02/06/16
Kıbrıs Üniversitesinin değerli rektörü, akademisyenleri ve değerli katılımcılar, hepinizi en sıcak ve kalpten gelen duygularımla selamlarım…
Bizleri yani Mağusa İnisiyatifini toplumlararası yakınlaşmaya ve adamızdaki çokkültürlülüğe yönelik yaptığımız katkılardan dolayı bu ödüle layık görenlere özellikle teşekkürlerimizi ileterek sözlerime başlamak istiyorum.
Adamızda uzun yıllardır süren ayrılıkçı, şöven ve nefret söylemi içeren düşünceye karşı uzun soluklu bir mücadeleye giriştik. Mağusa’nın özelinde ama aslında adanın genelinde bu yönde ses verecek birçok eylemler yaptık.
Adamızın on binyıldan fazladır var olan insanlık tarihinde birçok medeniyete, uygarlığa, dine ve kültüre ev sahipliği yaptığının bilinci içindeyiz. Tüm bu bilinçle sizlere bu adanın uzun yıllardır Kıbrıslı Türkler ve Kıbrıslı Rumlar arasında paylaşım kavgasının yaşandığı bir ada olmayı hakketmediğini söyleyebilirim.
Bu adada binyıllardır muhteşem bir geçmişe imza atan ve medeniyetleri yaratan, yaşatan toplumların genlerini ve kültürlerini taşıyan bizler bunun bilinci ile hareket etmediğimizden dolayı bu adada birçok acının yaşanmasından da sorumlusuyuz.
Bu sorumluluktan kurtulmanın yegane yolu bu acıların tekrardan yaşanmaması için ayrılıkçı, şöven ve nefret söylemi içeren düşünceye karşı durmaktır. Toplumlarımızın ve insanlarımzın dinler ve uluslar ötesi bir anlayışla bu adada hep birlikte barış ve huzur içinde yaşamasını sağlayacak düşünce ve anlayışları geliştirmektir.
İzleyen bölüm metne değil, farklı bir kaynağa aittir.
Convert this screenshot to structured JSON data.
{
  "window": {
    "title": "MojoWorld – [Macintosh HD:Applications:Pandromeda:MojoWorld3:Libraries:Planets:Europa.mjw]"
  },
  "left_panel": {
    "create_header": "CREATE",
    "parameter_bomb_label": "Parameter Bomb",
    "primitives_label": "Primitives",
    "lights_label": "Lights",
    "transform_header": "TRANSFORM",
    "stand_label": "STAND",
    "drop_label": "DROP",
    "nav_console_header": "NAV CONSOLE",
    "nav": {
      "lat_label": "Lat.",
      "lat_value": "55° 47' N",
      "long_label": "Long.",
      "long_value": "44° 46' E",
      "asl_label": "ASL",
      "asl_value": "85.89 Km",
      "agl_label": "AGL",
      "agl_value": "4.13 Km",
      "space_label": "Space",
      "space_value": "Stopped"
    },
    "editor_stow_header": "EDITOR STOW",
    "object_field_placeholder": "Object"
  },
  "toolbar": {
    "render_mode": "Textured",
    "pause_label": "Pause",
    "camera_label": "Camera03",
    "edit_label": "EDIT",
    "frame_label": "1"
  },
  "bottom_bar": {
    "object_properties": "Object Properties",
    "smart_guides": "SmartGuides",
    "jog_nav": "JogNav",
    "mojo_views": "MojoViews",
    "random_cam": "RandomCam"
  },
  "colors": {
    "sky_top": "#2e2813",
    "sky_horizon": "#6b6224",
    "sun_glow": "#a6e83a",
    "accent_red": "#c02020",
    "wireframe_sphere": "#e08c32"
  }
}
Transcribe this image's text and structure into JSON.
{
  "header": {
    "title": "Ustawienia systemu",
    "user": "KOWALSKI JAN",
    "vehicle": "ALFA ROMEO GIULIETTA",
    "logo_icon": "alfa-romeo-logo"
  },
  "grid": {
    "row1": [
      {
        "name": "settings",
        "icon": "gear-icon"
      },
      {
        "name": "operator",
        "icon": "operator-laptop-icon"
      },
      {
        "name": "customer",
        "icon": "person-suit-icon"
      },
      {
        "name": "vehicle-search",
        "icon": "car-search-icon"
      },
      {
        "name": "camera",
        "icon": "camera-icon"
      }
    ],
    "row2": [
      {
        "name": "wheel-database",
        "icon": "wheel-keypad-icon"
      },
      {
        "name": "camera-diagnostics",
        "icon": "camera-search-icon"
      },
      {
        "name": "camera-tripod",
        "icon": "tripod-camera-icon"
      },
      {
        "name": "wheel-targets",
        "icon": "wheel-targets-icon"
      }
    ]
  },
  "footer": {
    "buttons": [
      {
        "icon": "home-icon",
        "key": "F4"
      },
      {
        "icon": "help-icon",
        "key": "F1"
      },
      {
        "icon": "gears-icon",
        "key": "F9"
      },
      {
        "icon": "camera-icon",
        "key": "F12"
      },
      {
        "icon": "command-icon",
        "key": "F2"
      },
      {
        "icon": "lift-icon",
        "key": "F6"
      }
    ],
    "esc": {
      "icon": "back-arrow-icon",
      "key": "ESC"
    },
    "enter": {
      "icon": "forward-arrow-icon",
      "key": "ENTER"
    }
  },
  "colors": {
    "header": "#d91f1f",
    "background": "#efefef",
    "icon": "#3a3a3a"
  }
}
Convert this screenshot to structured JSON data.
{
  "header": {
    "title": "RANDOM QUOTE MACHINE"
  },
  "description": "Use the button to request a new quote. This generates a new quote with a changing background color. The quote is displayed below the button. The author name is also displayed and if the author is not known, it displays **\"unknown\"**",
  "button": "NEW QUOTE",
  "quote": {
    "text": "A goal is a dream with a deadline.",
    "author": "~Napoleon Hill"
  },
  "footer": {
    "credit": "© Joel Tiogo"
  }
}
Bu anlayışları geliştirmek de empati duygumuzun gelişmesiyle beraber, herkesin kimliğini oluşturan değerlere saygı göstermekten geçmektedir.
Hoşgörü ve toleransımızı farklılıklarımıza yönelik geliştirmeli, kimliğimizdeki tüm farklı öğelerin bizlerin yani adalıların bir zenginliği olduğunu kanıksamalıyız. Bunu bir zenginlik olarak görmeliyiz. Bu zenginliğimizin farkına varmak, bizi bugüne kadar çatıştıran tüm unsurları içimizde değirsizleştirecek ve bizi barışa götürecek yolu aydınlatıp, önünü açacaktır.
Bu konuda bilimi herşeyin önüne koyup çalışma yapan tüm üniversitelerimize ve akademisyenlere de büyük görevler düşmektedir. Bizi bu ödüle layık gören Kıbrıs Üniversitesi bu yönde çalışma yapan en önemli kurumlarımızdan biridir. Onun değerli rektörü ve akademisyenleri bize bu kürsülerde sizlere hitap etmeye ve yaptığımız çalışmaları desteklemeye, bugüne kadar yaptıkları davetlerle hem eylemde hem de söylemde kanıtlamışlardır. Bu kürsülerden son iki yıl içinde üçüncü kez sizlere hitap ediyorum. Daha önce Kıbrısın ortak geleceğiyle ilgili yapılan bir çalışma ve iki toplumun ortak değerlerinin yer aldığı bir kitabımdan dolayı da buralarda çok güzel etkinliklere katılmıştım. Bundan dolayı Kıbrıs Üniversitesinin ulusötesi bir düşünceyle, toplumların yakınlaşmasını katkı koymaya çalıştığını sizlere tüm kalbimle ifade edebilirim. Onlara rektörleri Constantinos Christofides’in şahsında tekrardan teşekkürlerimi iletir, hepinize saygılarımı sunarım.